Z powodu śmierci jednego z nurków wstrzymano prace nad podniesieniem wraku jachtu Bayesian z dna morza. Do zgonu 39-latka doszło w piątek. Przyczyny nie są na razie znane - nagranie rejestrujące podwodne prace urywa się tuż przed śmiercią mężczyzny.  

Kluczowe fakty:
  • Należący do rodziny miliardera Mike'a Lyncha jacht Bayesian zatonął u wybrzeży Sycylii w sierpniu 2024 roku. 
  • Na początku maja włoskie służby rozpoczęły skomplikowaną operację wydobycia jednostki.  
  • Prace zostały wstrzymane z powodu śmierci zaangażowanego w nią nurka.  

Zmarł Rob Cornelis Maria Huijben, 39-letni nurek zaangażowany w wydobycie wraku Bayesiana z dna morza. Holender zginął w piątek, podczas prac pod wodą. Wraz z innymi specjalistami usiłował odciąć mierzący ponad 70 metrów maszt od reszty statku. Przyczyna jego śmierci pozostaje nieznana, w sprawie wszczęto dochodzenie.

Jak informuje "The Guardian", wstępne oględziny zwłok mężczyzny nie wykazały widocznych obrażeń. Śledczy podejrzewają, że mógł on doświadczyć nagłego problemu zdrowotnego podczas zanurzenia. Jedną z badanych hipotez jest też możliwość, że Huijben uderzony został odciętym podczas prac metalowym elementem. Materiał wideo, rejestrujący przebieg operacji, urywa się tuż przed śmiercią 39-latka, zauważa dziennik.  

Podniesienie jachtu Bayesian

Operację podniesienia jachtu rozpoczęto w ubiegłym tygodniu. Zgodnie z pierwotnymi założeniami, prace miały potrwać od 20 do 25 dni. Ich szacowany koszt to 30 milionów euro, czyli równowartość ponad 128 mln zł. Kwotę ma w pełni pokryć ubezpieczyciel statku. Wrak znajduje się na głębokości 50 metrów, leży w pobliżu Porticello, na Sycylii. 

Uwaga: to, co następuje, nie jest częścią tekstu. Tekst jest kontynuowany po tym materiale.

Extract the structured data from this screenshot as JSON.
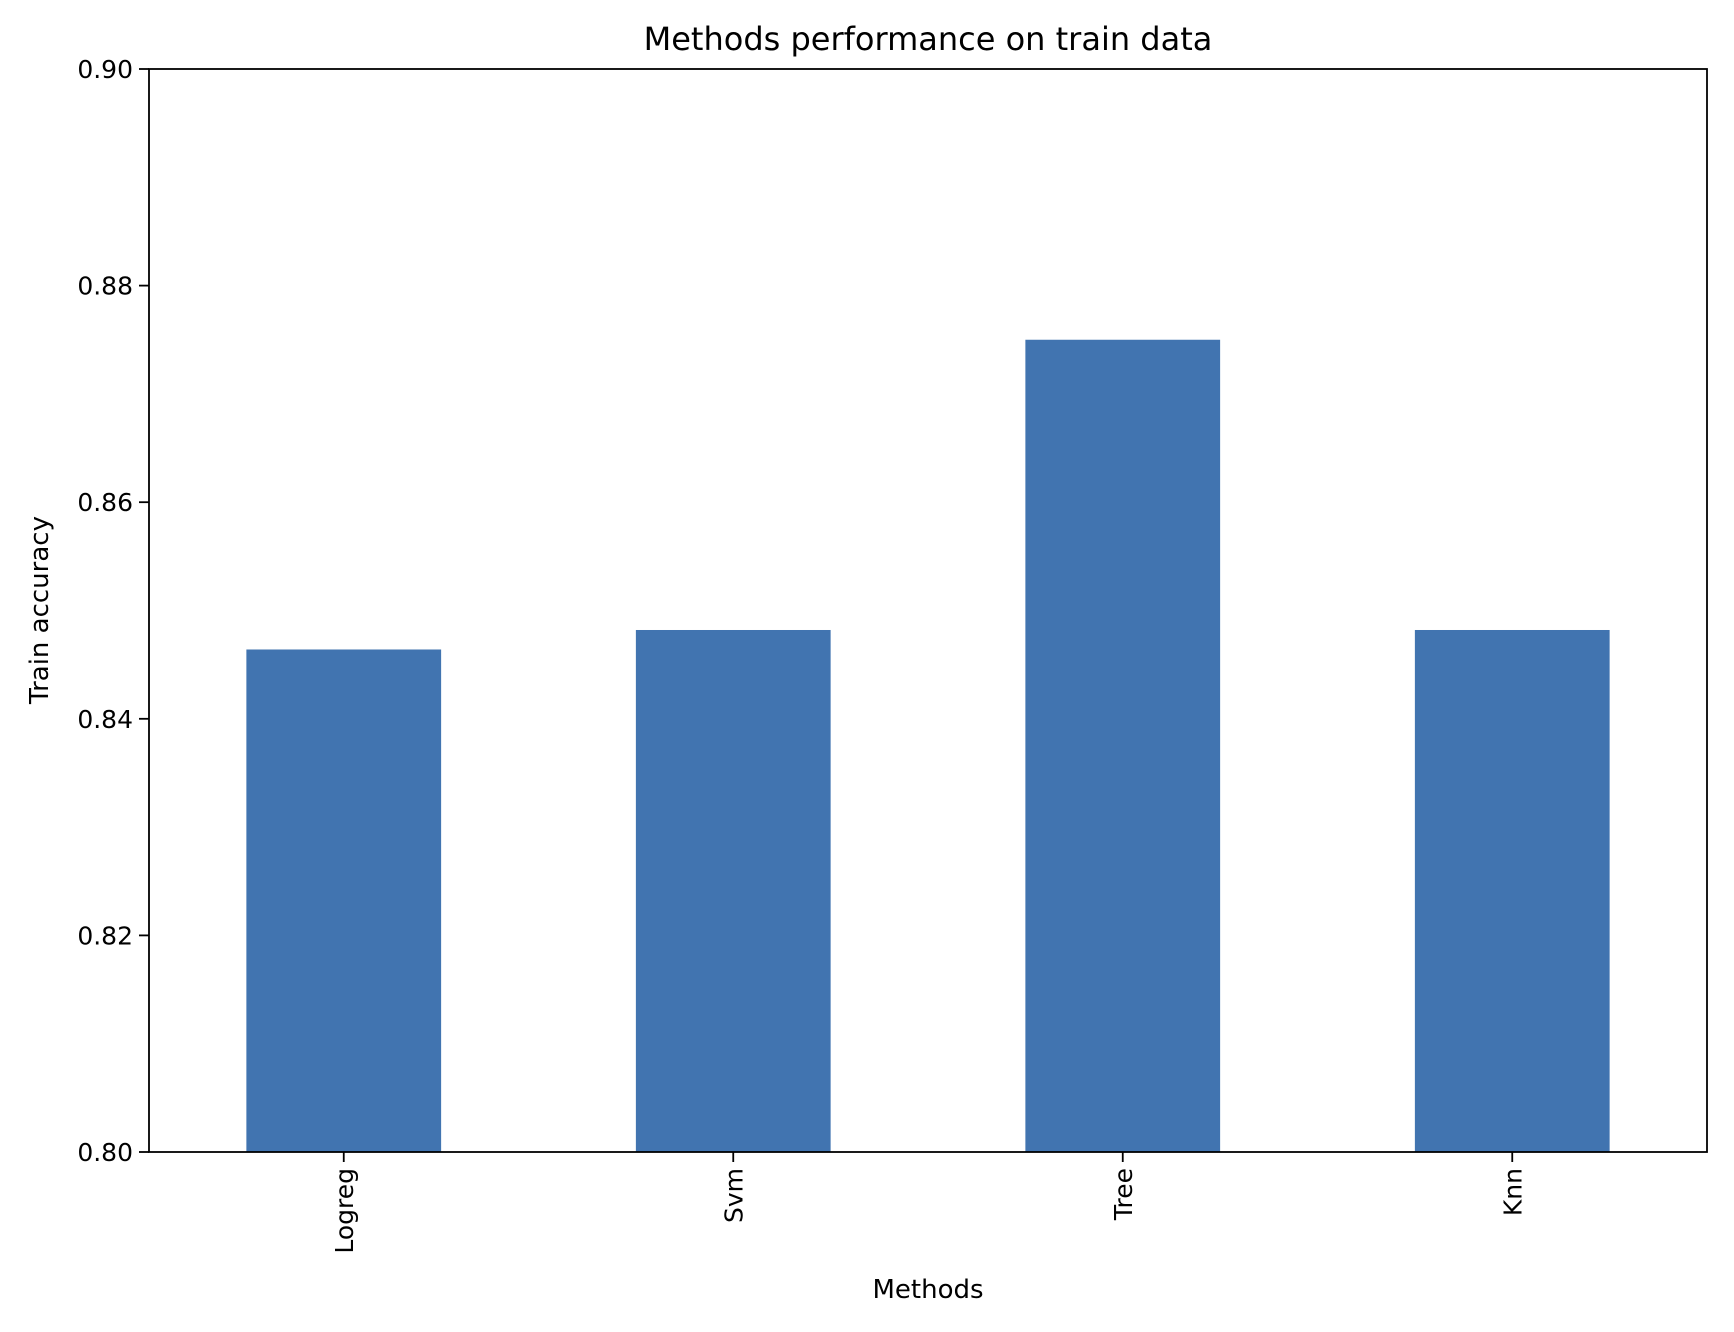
{
  "chart_data": {
    "type": "bar",
    "title": "Methods performance on train data",
    "xlabel": "Methods",
    "ylabel": "Train accuracy",
    "categories": [
      "Logreg",
      "Svm",
      "Tree",
      "Knn"
    ],
    "values": [
      0.8464,
      0.8482,
      0.875,
      0.8482
    ],
    "ylim": [
      0.8,
      0.9
    ],
    "yticks": [
      "0.80",
      "0.82",
      "0.84",
      "0.86",
      "0.88",
      "0.90"
    ],
    "grid": false,
    "legend": "none",
    "bar_color": "#4174b0"
  }
}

- Priorytetem jest teraz rodzina (zmarłego) eksperta, nurka, który był lubiany i kochany przez wszystkich zaangażowanych w ten projekt. Przerwa w działaniach umożliwi przeprowadzenie dogłębnego dochodzenia w sprawie tego tragicznego wypadku. Pomoże nam również opłakać stratę i pozbierać się (po niej) - przekazał Marcus Cave, szef firmy TMC Marine, która nadzoruje wydobycie Bayesiana.  

Superjacht i tajne dane

W sierpniu ubiegłego roku na Sycylii przeszła trąba powietrzna, kilkanaście minut później należący do rodziny Mike'a Lyncha jacht Bayesian zatonął. Spośród 22 gości i członków załogi, życie straciło 7 osób. Poza brytyjskim miliarderem zginęli: jego córka Hannah, prezes Morgan Stanley International Jonathan Bloomer, jego żona Judy, znany prawnik Chris Morvillo oraz jego małżonka i projektantka biżuterii Neda Morvillo, a także kucharz okrętowy Recaldo Thomas. 

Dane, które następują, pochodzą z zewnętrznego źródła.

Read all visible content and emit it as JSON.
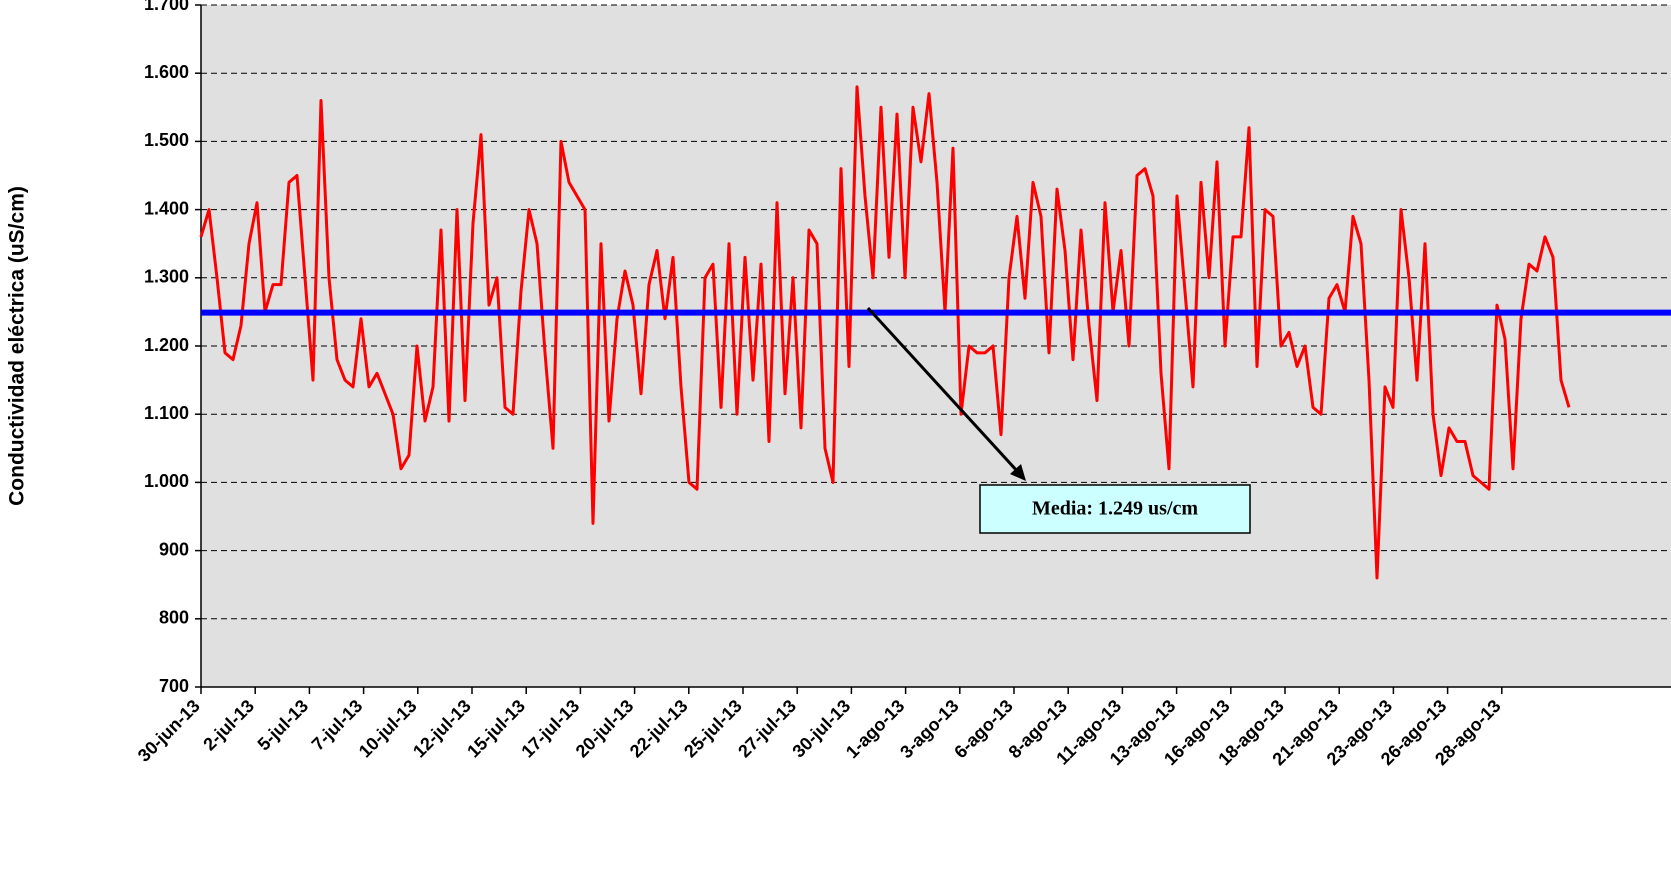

Zdaniem włoskiej prokuratury, która prowadzi śledztwo w sprawie katastrofy, na pokładzie jednostki mogą znajdować się "wysoce poufne dane powiązane z wieloma zachodnimi służbami wywiadowczymi". Mike Lynch, do rodziny którego należał jacht, był związany z brytyjskimi, amerykańskimi i innymi służbami. W ubiegłym roku media donosiły, że w wodoszczelnych sejfach miał trzymać twarde dyski z tajnymi informacjami.